The way to think about it is that the triggering snowflake might not look much different from the harmless snowflake that preceded it. It’s just that it hit the system at the wrong time, at the wrong place.
Only the exact time and the specific snowflake that starts the avalanche remain to be seen. This kind of systemic analysis is the primary tool I use to keep investors ahead of the catastrophe curve.
The system is getting more and more unstable, and it might not take that much to trigger the avalanche.
To switch metaphors, it’s like the straw that breaks the camel’s back. You can’t tell in advance which straw will trigger the collapse. It only becomes obvious afterwards. But that doesn’t mean you can’t have a good idea when the threat can no longer be ignored.
Let’s say I’ve got a 35-pound block of enriched uranium sitting in front of me that’s shaped like a big cube. That’s a complex system. There’s a lot going on behind the scenes. At the subatomic level, neutrons are firing off. But it’s not dangerous. You’d actually have to eat it to get sick.
But, now, I take the same 35 pounds, I shape part of it into a sphere, I take the rest of it and shape it into a bat. I put it in the tube, and I fire it together with high explosives, I kill 300,000 people. I just engineered an atomic bomb. It’s the same uranium, but under different conditions.

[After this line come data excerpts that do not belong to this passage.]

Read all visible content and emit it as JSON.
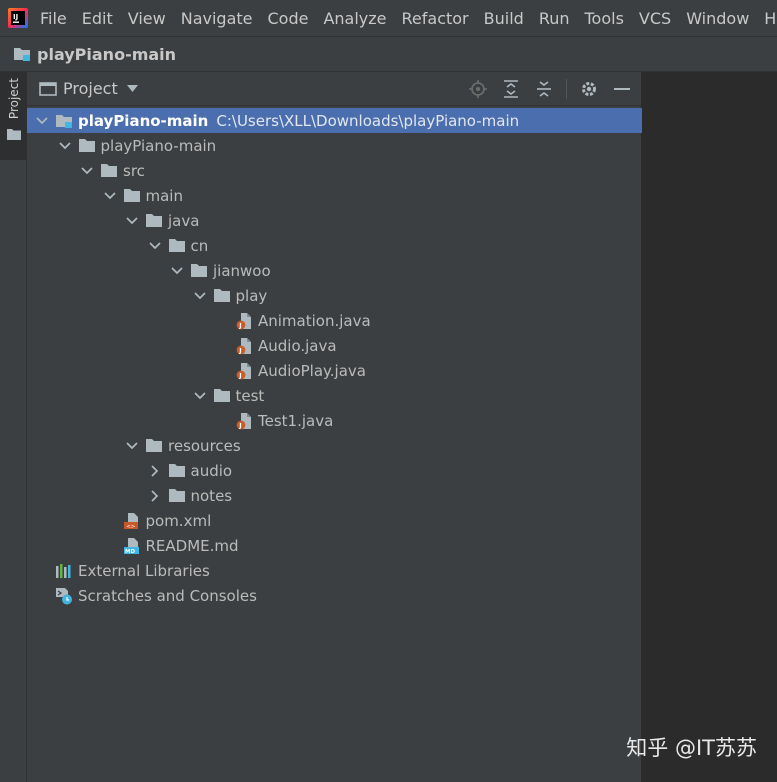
{
  "menubar": {
    "logo_icon": "intellij-idea-logo-icon",
    "items": [
      "File",
      "Edit",
      "View",
      "Navigate",
      "Code",
      "Analyze",
      "Refactor",
      "Build",
      "Run",
      "Tools",
      "VCS",
      "Window",
      "Help"
    ]
  },
  "navbar": {
    "project_name": "playPiano-main"
  },
  "side_strip": {
    "tab_label": "Project"
  },
  "panel": {
    "title": "Project"
  },
  "tree": {
    "nodes": [
      {
        "label": "playPiano-main",
        "path": "C:\\Users\\XLL\\Downloads\\playPiano-main",
        "type": "project-root",
        "expanded": true,
        "selected": true,
        "depth": 0
      },
      {
        "label": "playPiano-main",
        "type": "folder",
        "expanded": true,
        "depth": 1
      },
      {
        "label": "src",
        "type": "folder",
        "expanded": true,
        "depth": 2
      },
      {
        "label": "main",
        "type": "folder",
        "expanded": true,
        "depth": 3
      },
      {
        "label": "java",
        "type": "folder",
        "expanded": true,
        "depth": 4
      },
      {
        "label": "cn",
        "type": "folder",
        "expanded": true,
        "depth": 5
      },
      {
        "label": "jianwoo",
        "type": "folder",
        "expanded": true,
        "depth": 6
      },
      {
        "label": "play",
        "type": "folder",
        "expanded": true,
        "depth": 7
      },
      {
        "label": "Animation.java",
        "type": "java-file",
        "depth": 8
      },
      {
        "label": "Audio.java",
        "type": "java-file",
        "depth": 8
      },
      {
        "label": "AudioPlay.java",
        "type": "java-file",
        "depth": 8
      },
      {
        "label": "test",
        "type": "folder",
        "expanded": true,
        "depth": 7
      },
      {
        "label": "Test1.java",
        "type": "java-file",
        "depth": 8
      },
      {
        "label": "resources",
        "type": "folder",
        "expanded": true,
        "depth": 4
      },
      {
        "label": "audio",
        "type": "folder",
        "expanded": false,
        "depth": 5
      },
      {
        "label": "notes",
        "type": "folder",
        "expanded": false,
        "depth": 5
      },
      {
        "label": "pom.xml",
        "type": "xml-file",
        "depth": 3
      },
      {
        "label": "README.md",
        "type": "md-file",
        "depth": 3
      },
      {
        "label": "External Libraries",
        "type": "libraries",
        "depth": 0
      },
      {
        "label": "Scratches and Consoles",
        "type": "scratches",
        "depth": 0
      }
    ]
  },
  "watermark": "知乎 @IT苏苏",
  "colors": {
    "selection": "#4b6eaf",
    "panel_bg": "#3c3f41",
    "editor_bg": "#2b2b2b",
    "folder": "#aeb9c0",
    "java_badge": "#c75e2b",
    "xml_badge": "#c9572a",
    "md_badge": "#40b6e0"
  }
}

The point is, the same basic conditions arrayed in a different way, what physicists call self-organized criticality, can go critical, blow up, and destroy the world or destroy the financial system.
That dynamic, which is the way the world works, is not understood by central bankers. They don’t understand complexity theory. They do not see the critical state dynamics going on behind the scenes because they’re using obsolete equilibrium models.
In complexity theory and complex dynamics, you can go into the critical state. What look like unconnected distant events are actually indications and warnings of something much more dangerous to come.
So what happens when complex dynamic systems crash into each other? We’re seeing that right now.
We’re seeing two complex systems colliding into each other, the complex system of markets combined with the complex system of epidemiology.
The coronavirus spread is a complex dynamic system. It encompass virology, meteorology, migratory patterns, mass psychology, etc. Markets are highly complex, dynamic systems.
Financial professionals will use the word “contagion” to describe a financial panic. But that’s not just a metaphor. The same complexity that applies to disease epidemics also apply to financial markets. They follow the same principles.
And they’ve come together to create a panic that traditional modeling could not foresee.
The time scale of global financial contagion is not necessarily limited to days or weeks. These panics can play out over months and years. So could the effects of the coronavirus.
Just don’t expect the Fed to warn you.